LA GIURISPRUDENZA DELLA CASSAZIONE. In proposito, la giurisprudenza della Cassazione ha precisato che, considerata la disciplina ora vigente, gli interventi di ristrutturazione edilizia consistenti nel ripristino o nella ricostruzione di edifici o parti di essi, eventualmente crollati o demoliti, devono ritenersi assoggettati a permesso di costruire se non è possibile accertare la preesistente volumetria delle opere, le quali, qualora ricadano in zona paesaggisticamente vincolata, hanno l'obbligo di rispettare anche la precedente sagoma dell'edificio. Sono, invece, soggetti alla procedura semplificata della SCIA (Segnalazione certificata di inizio attività) se si tratta di opere che non rientrano in zona paesaggisticamente vincolata e rispettano la preesistente volumetria, anche quando implicano una modifica della sagoma dell'edificio.
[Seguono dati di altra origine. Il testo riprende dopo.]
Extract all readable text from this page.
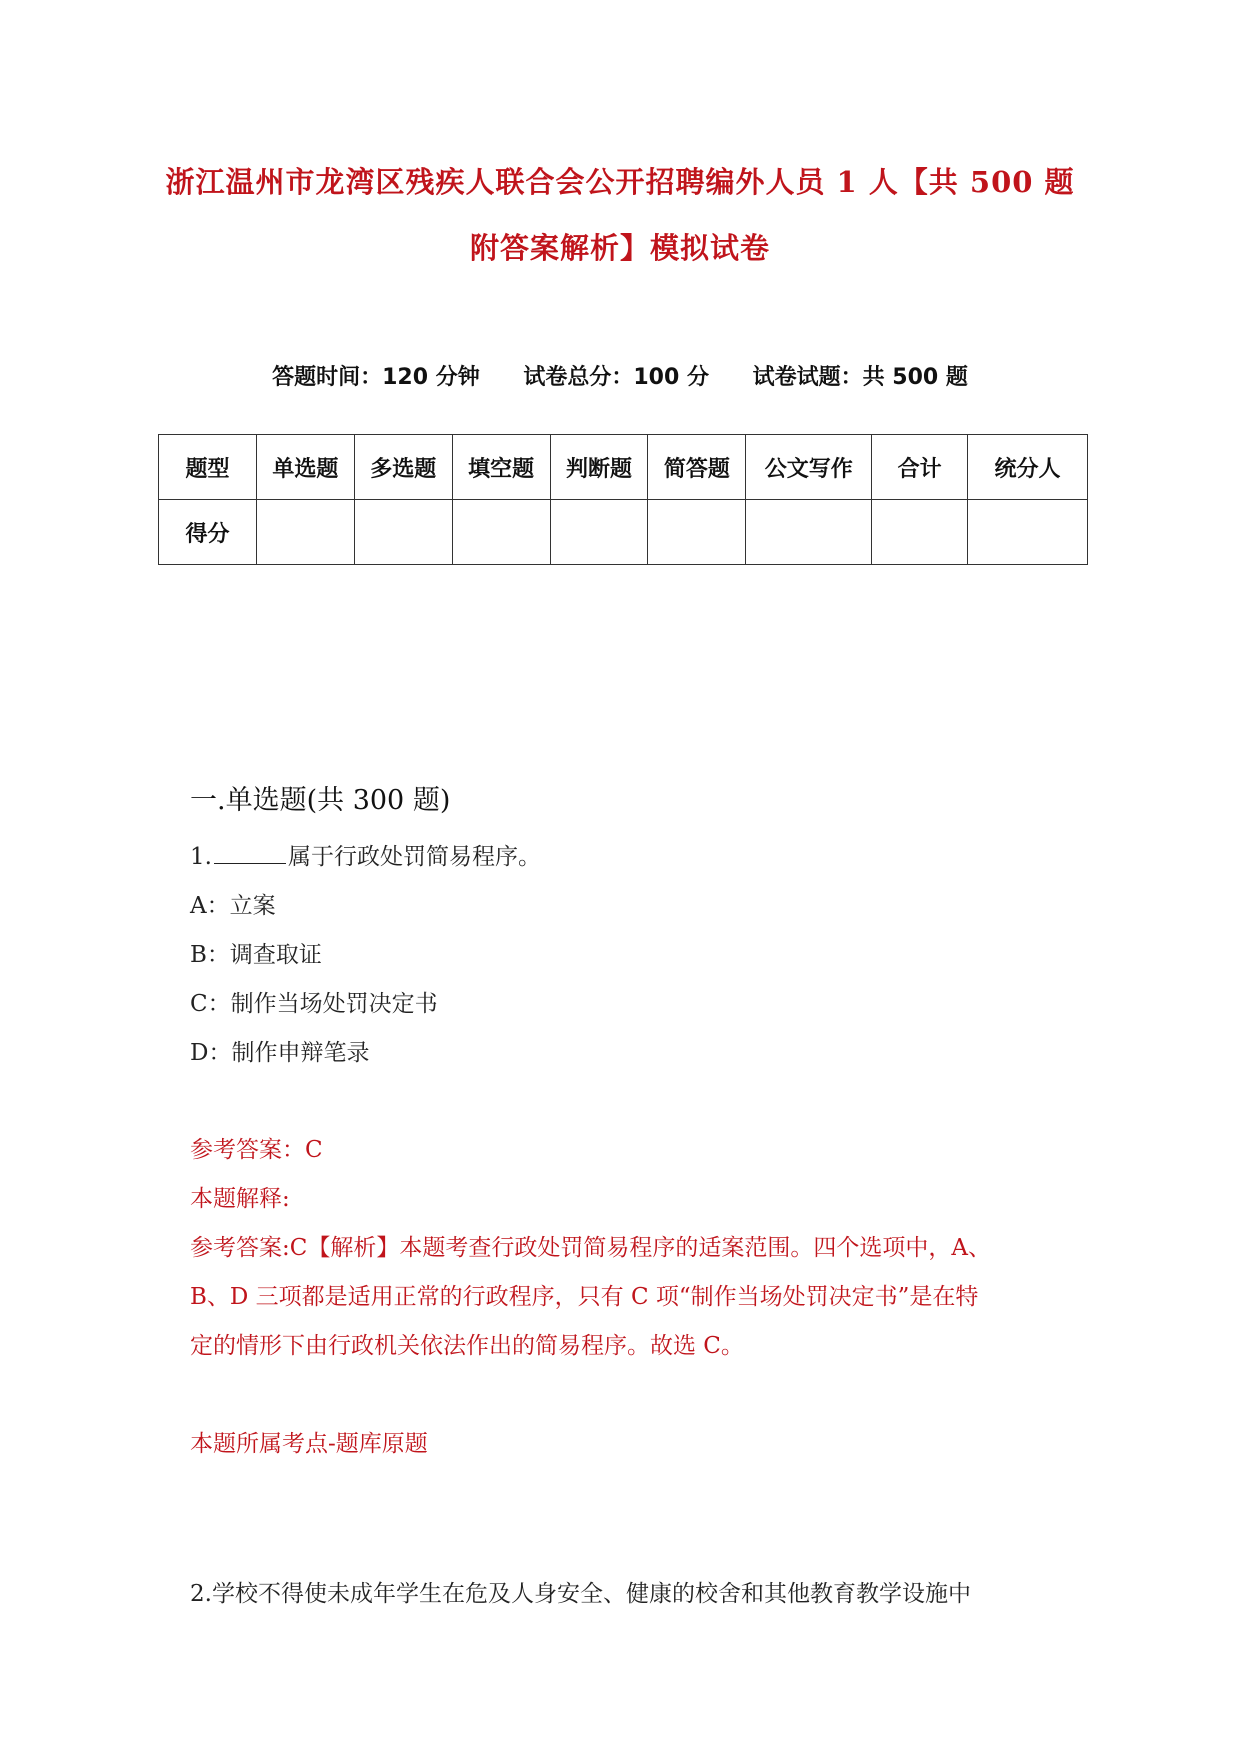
浙江温州市龙湾区残疾人联合会公开招聘编外人员 1 人【共 500 题
附答案解析】模拟试卷
答题时间：120 分钟 试卷总分：100 分 试卷试题：共 500 题
题型	单选题	多选题	填空题	判断题	简答题	公文写作	合计	统分人
得分								
一.单选题(共 300 题)
1.	属于行政处罚简易程序。
A：立案
B：调查取证
C：制作当场处罚决定书
D：制作申辩笔录
参考答案：C
本题解释:
参考答案:C【解析】本题考查行政处罚简易程序的适案范围。四个选项中，A、
B、D 三项都是适用正常的行政程序，只有 C 项“制作当场处罚决定书”是在特
定的情形下由行政机关依法作出的简易程序。故选 C。
本题所属考点-题库原题
2.学校不得使未成年学生在危及人身安全、健康的校舍和其他教育教学设施中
Tali interventi impongono, quale imprescindibile condizione, che sia possibile accertare la preesistente consistenza di ciò che si è demolito o è crollato e che tale accertamento dovrà essere effettuato con il massimo rigore e dovrà necessariamente fondarsi su dati certi ed obiettivi, quali documentazione fotografica, cartografie etc., in base ai quali sia inequivocabilmente individuabile la consistenza del manufatto preesistente.
NUOVA PRECISAZIONE DELLA SUPREMA CORTE. Tale principio è condiviso dalla terza sezione penale della Cassazione, che con la sentenza n. 45147/2015, depositata l'11 novembre, aggiunge l'ulteriore precisazione che “l'utilizzazione del termine «consistenza», da parte del legislatore, nell'art. 3, comma 1, lett. d) 380/01 inevitabilmente include tutte le caratteristiche essenziali dell'edificio preesistente (volumetria, altezza, struttura complessiva, etc.), con la conseguenza che, in mancanza anche di uno solo di tali elementi, necessari per la dovuta attività ricognitiva, dovrà escludersi la sussistenza del requisito richiesto dalla norma. Parimenti, detta verifica non potrà essere rimessa ad apprezzamenti meramente soggettivi o al risultato di stime o calcoli effettuati su dati parziali, ma dovrà, invece, basarsi su dati certi, completi ed obiettivamente apprezzabili”.